カレシとお付き合い① 辻本君と紬
♢ 何をそんなに怖がってんの?




「へー、紬って几帳面(きちょうめん)。ノート綺麗な! 」


横から辻本君がノートを見て言った。


「辻本君もわりとノートきれ⋯⋯ 、」
「理玖! 名前で呼べって」
「無理だよ、そんなの」


と姿勢を正した。


「あーまぁ、そーゆー真面目で几帳面なのもいいと思うよ。

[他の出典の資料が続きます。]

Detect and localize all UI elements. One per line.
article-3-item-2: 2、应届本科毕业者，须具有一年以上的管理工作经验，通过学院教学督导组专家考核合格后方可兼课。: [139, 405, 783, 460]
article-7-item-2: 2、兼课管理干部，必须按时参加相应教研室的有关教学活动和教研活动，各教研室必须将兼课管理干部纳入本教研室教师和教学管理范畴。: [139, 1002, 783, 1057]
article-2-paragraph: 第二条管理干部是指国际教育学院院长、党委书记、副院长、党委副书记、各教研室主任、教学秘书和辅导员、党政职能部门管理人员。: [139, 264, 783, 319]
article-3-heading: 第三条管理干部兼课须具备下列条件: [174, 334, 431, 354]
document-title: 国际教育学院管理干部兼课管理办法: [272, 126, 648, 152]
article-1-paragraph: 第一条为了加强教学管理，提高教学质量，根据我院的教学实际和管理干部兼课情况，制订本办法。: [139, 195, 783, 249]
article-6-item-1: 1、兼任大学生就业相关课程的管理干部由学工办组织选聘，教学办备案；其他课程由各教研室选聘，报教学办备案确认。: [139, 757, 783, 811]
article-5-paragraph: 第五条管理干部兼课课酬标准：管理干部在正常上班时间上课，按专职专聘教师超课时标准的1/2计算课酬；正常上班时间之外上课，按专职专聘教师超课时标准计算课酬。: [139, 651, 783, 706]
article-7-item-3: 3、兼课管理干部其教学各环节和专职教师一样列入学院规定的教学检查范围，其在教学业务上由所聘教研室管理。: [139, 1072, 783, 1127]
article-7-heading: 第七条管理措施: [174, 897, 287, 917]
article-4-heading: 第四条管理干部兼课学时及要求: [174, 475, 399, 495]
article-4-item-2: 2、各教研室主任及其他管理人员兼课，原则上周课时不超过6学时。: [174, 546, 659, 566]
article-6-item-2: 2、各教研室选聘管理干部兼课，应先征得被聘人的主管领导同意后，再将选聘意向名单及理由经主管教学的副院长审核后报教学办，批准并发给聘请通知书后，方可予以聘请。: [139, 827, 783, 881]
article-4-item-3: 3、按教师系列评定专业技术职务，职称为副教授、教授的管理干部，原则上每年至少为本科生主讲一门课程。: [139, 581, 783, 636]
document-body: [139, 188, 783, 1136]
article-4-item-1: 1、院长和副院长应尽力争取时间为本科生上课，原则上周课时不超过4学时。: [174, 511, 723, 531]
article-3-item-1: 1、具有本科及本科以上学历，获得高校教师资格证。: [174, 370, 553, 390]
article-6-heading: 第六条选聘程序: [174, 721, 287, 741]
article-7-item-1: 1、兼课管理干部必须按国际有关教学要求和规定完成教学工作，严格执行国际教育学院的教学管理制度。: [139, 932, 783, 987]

男子と一線おくって、いいよな? 」


と真剣な顔で目をのぞかれる。
 心の奥まで見るみたいに強く。
しっかりとがっちり視線を合わせて。
 とたんに、ビクっとする心臓。
揺れる心と私の目。

 真面目。
 一線おく。

でも、それなのに、私⋯⋯ 。


「何をそんなに怖がってんの?」
「えっ?」
「紬、もっと自然にココロ見せたら、どんななの?」
「⋯⋯ 」
「ちゃんと見て、オレを」


軽く私の頬に日焼けした指を触れて、もっと目を見ようとする。
 もどかしそうに。
ちょっとイラついたように。
 でもこれ以上ない優しさで。
辻本君の指は少し乾いていて、初めて触れた男の子の手は大きくてがっしりしていて、あたたかい⋯⋯ 。


「おーい、何してんの!」


とまいちゃんが横から話しかけてきた。
 私はあわてて、パッとうつむいた。


「口説いてんだよ」


と辻本君が怒ったみたいに言った。

 黒木まいちゃんは初日にマネージャーの事を説明してくれて、その後からすぐ仲良くなった。
 お昼もサッカーの人と食べている。
女子は、まいちゃんと私。
まいちゃんのカレシの岡本圭太くん、辻本君、あと男子2人。


「そーゆーのは、2人きりでやってくれ〜」


とまいちゃんが言ったので、この場は助かった。